The chateau de Cheverny is still inhabited by the family that built it in the early 17th century. When Diane de Poitiers got ejected from Chenonceau by Catherine de Medici, she was housed at Cheverny until she was finally given Chaumont. It’s not bad for temporary housing! You may recognise the middle portion as the model for the chateau that appears in The Adventures of TinTin.
This chateau is not very big but it is an excellent example of how the aristocracy would have lived. It is light, bright and well-furnished. You get the sense that a real family would have lived in this chateau. The royal chateaux leave you with a sense of grandeur but feel cold and barren. My children liked walking in the pretty gardens and watching the French hounds in their kennel.
The Chateau du Chaumont is the home Diane de Poitiers eventually received from Catherine de Medici after being turfed out of Chenonceau. This chateau has beautiful gardens especially if you are skipping Villandry which is well-known for its gardens. The Chateau itself is full of dark furniture from the 19th century . The grounds are well-landscaped with a fabulous view of the Loire valley.
Every summer, Chaumont has a well-known international garden festival which is very family-friendly. Weird garden design to explore – what’s not to love?? We all loved the garden festival and could easily have spent the entire day exploring it.
Practical Information for visiting the Loire Valley Castles
We stayed at the Relais de Trois Chateaux which is a 4 star hotel in Cour Cheverny.

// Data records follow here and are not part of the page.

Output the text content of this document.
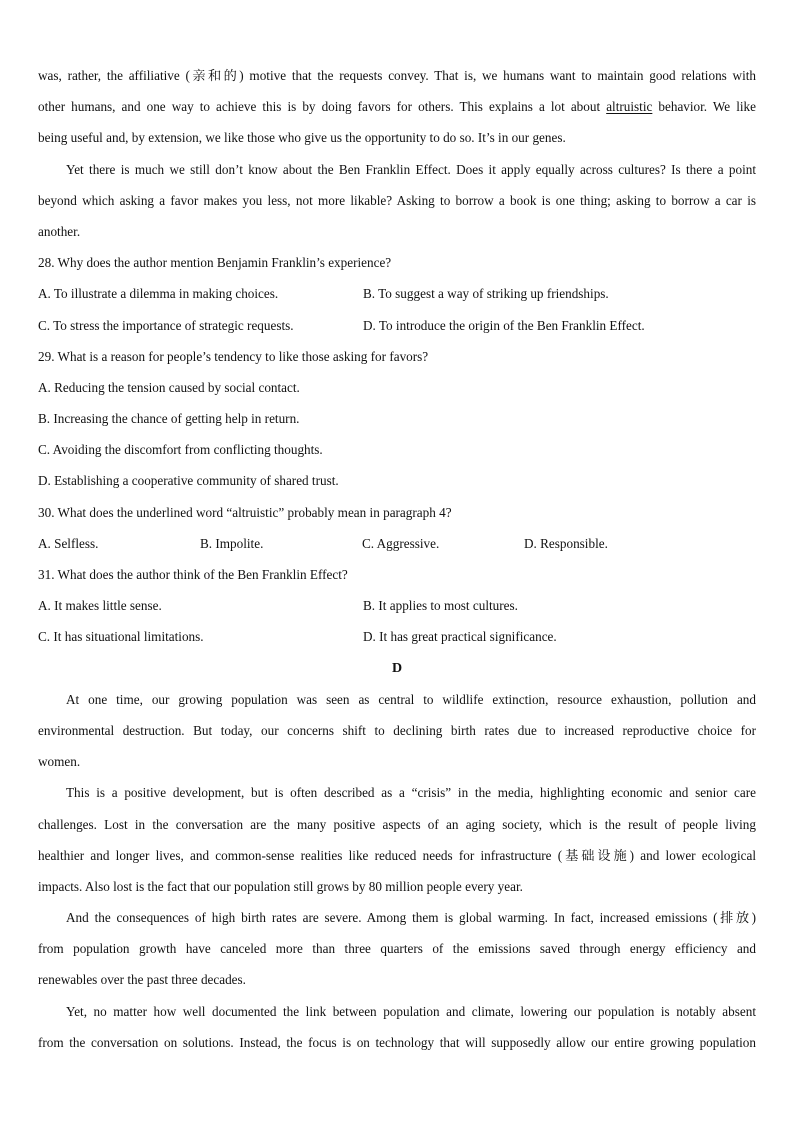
was, rather, the affiliative (亲和的) motive that the requests convey. That is, we humans want to maintain good relations with
other humans, and one way to achieve this is by doing favors for others. This explains a lot about altruistic behavior. We like
being useful and, by extension, we like those who give us the opportunity to do so. It’s in our genes.
Yet there is much we still don’t know about the Ben Franklin Effect. Does it apply equally across cultures? Is there a point
beyond which asking a favor makes you less, not more likable? Asking to borrow a book is one thing; asking to borrow a car is
another.
28. Why does the author mention Benjamin Franklin’s experience?
A. To illustrate a dilemma in making choices.	B. To suggest a way of striking up friendships.
C. To stress the importance of strategic requests.	D. To introduce the origin of the Ben Franklin Effect.
29. What is a reason for people’s tendency to like those asking for favors?
A. Reducing the tension caused by social contact.
B. Increasing the chance of getting help in return.
C. Avoiding the discomfort from conflicting thoughts.
D. Establishing a cooperative community of shared trust.
30. What does the underlined word “altruistic” probably mean in paragraph 4?
A. Selfless.	B. Impolite.	C. Aggressive.	D. Responsible.
31. What does the author think of the Ben Franklin Effect?
A. It makes little sense.	B. It applies to most cultures.
C. It has situational limitations.	D. It has great practical significance.
D
At one time, our growing population was seen as central to wildlife extinction, resource exhaustion, pollution and
environmental destruction. But today, our concerns shift to declining birth rates due to increased reproductive choice for
women.
This is a positive development, but is often described as a “crisis” in the media, highlighting economic and senior care
challenges. Lost in the conversation are the many positive aspects of an aging society, which is the result of people living
healthier and longer lives, and common-sense realities like reduced needs for infrastructure (基础设施) and lower ecological
impacts. Also lost is the fact that our population still grows by 80 million people every year.
And the consequences of high birth rates are severe. Among them is global warming. In fact, increased emissions (排放)
from population growth have canceled more than three quarters of the emissions saved through energy efficiency and
renewables over the past three decades.
Yet, no matter how well documented the link between population and climate, lowering our population is notably absent
from the conversation on solutions. Instead, the focus is on technology that will supposedly allow our entire growing population
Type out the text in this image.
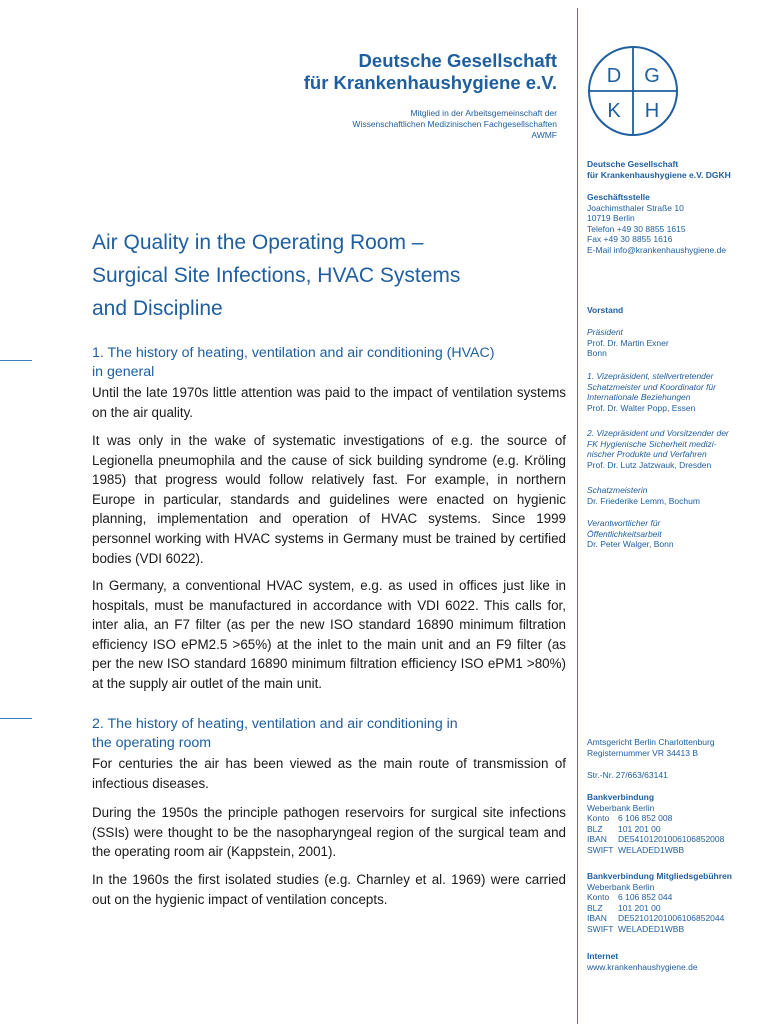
Deutsche Gesellschaft
für Krankenhaushygiene e.V.
Mitglied in der Arbeitsgemeinschaft der
Wissenschaftlichen Medizinischen Fachgesellschaften
AWMF
D G
K H
Deutsche Gesellschaft
für Krankenhaushygiene e.V. DGKH
Geschäftsstelle
Joachimsthaler Straße 10
10719 Berlin
Telefon +49 30 8855 1615
Fax +49 30 8855 1616
E-Mail info@krankenhaushygiene.de
Vorstand
Präsident
Prof. Dr. Martin Exner
Bonn
1. Vizepräsident, stellvertretender
Schatzmeister und Koordinator für
Internationale Beziehungen
Prof. Dr. Walter Popp, Essen
2. Vizepräsident und Vorsitzender der
FK Hygienische Sicherheit medizi-
nischer Produkte und Verfahren
Prof. Dr. Lutz Jatzwauk, Dresden
Schatzmeisterin
Dr. Friederike Lemm, Bochum
Verantwortlicher für
Öffentlichkeitsarbeit
Dr. Peter Walger, Bonn
Amtsgericht Berlin Charlottenburg
Registernummer VR 34413 B
Str.-Nr. 27/663/63141
Bankverbindung
Weberbank Berlin
Konto	6 106 852 008
BLZ	101 201 00
IBAN	DE54101201006106852008
SWIFT WELADED1WBB
Bankverbindung Mitgliedsgebühren
Weberbank Berlin
Konto	6 106 852 044
BLZ	101 201 00
IBAN	DE52101201006106852044
SWIFT WELADED1WBB
Internet
www.krankenhaushygiene.de
Air Quality in the Operating Room –
Surgical Site Infections, HVAC Systems
and Discipline
1. The history of heating, ventilation and air conditioning (HVAC)
in general
Until the late 1970s little attention was paid to the impact of ventilation systems on the air quality.
It was only in the wake of systematic investigations of e.g. the source of Legionella pneumophila and the cause of sick building syndrome (e.g. Kröling 1985) that progress would follow relatively fast. For example, in northern Europe in particular, standards and guidelines were enacted on hygienic planning, implementation and operation of HVAC systems. Since 1999 personnel working with HVAC systems in Germany must be trained by certified bodies (VDI 6022).
In Germany, a conventional HVAC system, e.g. as used in offices just like in hospitals, must be manufactured in accordance with VDI 6022. This calls for, inter alia, an F7 filter (as per the new ISO standard 16890 minimum filtration efficiency ISO ePM2.5 >65%) at the inlet to the main unit and an F9 filter (as per the new ISO standard 16890 minimum filtration efficiency ISO ePM1 >80%) at the supply air outlet of the main unit.
2. The history of heating, ventilation and air conditioning in
the operating room
For centuries the air has been viewed as the main route of transmission of infectious diseases.
During the 1950s the principle pathogen reservoirs for surgical site infections (SSIs) were thought to be the nasopharyngeal region of the surgical team and the operating room air (Kappstein, 2001).
In the 1960s the first isolated studies (e.g. Charnley et al. 1969) were carried out on the hygienic impact of ventilation concepts.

The family room has a separate room for the children. Although the rooms are compact (you would think you were in Paris), they are beautifully decorated. We shared one bathroom but each room had its own television. Priorities, right?
If you would like to stay in a chateau itself, there are several chateaux hotels in the Loire Valley.
There is no lounge/reception area worth mentioning at this hotel so you are either on your bed in your hotel room or not at the hotel. There is plenty of parking. The WiFi is excellent. The hotel restaurant, Les Trois Merchands, is very popular in the evening and very good. Located in the tiny village of Cheverny, you are pretty much outside the walls of the Chateau de Cheverny.
You can buy the Chateaux-Pass online which should save you some time. Otherwise, you can buy it at the local tourist office of Blois, Cheverny, Chambord or Chaumont. Keeping in mind that French tourist office hours may not align with your expectations, you can avoid disappointment by just buying it ahead of time.
My husband and I have visited the chateaux on the other side of Tours on previous trips. Azay-le-Rideau is considered a masterpiece of the French Renaissance but has been undergoing renovation the last couple of years. Chateau du Villandry is best known for its French-style gardens (nothing as kooky as you find at the Garden Festival at Chaumont). According to legend, while staying at pretty Chateau d’Usse, Charles Perrault was inspired to write Sleeping Beauty. With Azay-le-Rideau under scaffolding, much of its beauty as a chateau surrounded by water is marred. I personally think Chenonceau is prettier if you are comparing betweens chateaux-on-water. If you have the time (and willingness) this cluster of chateaux is worth exploring, too.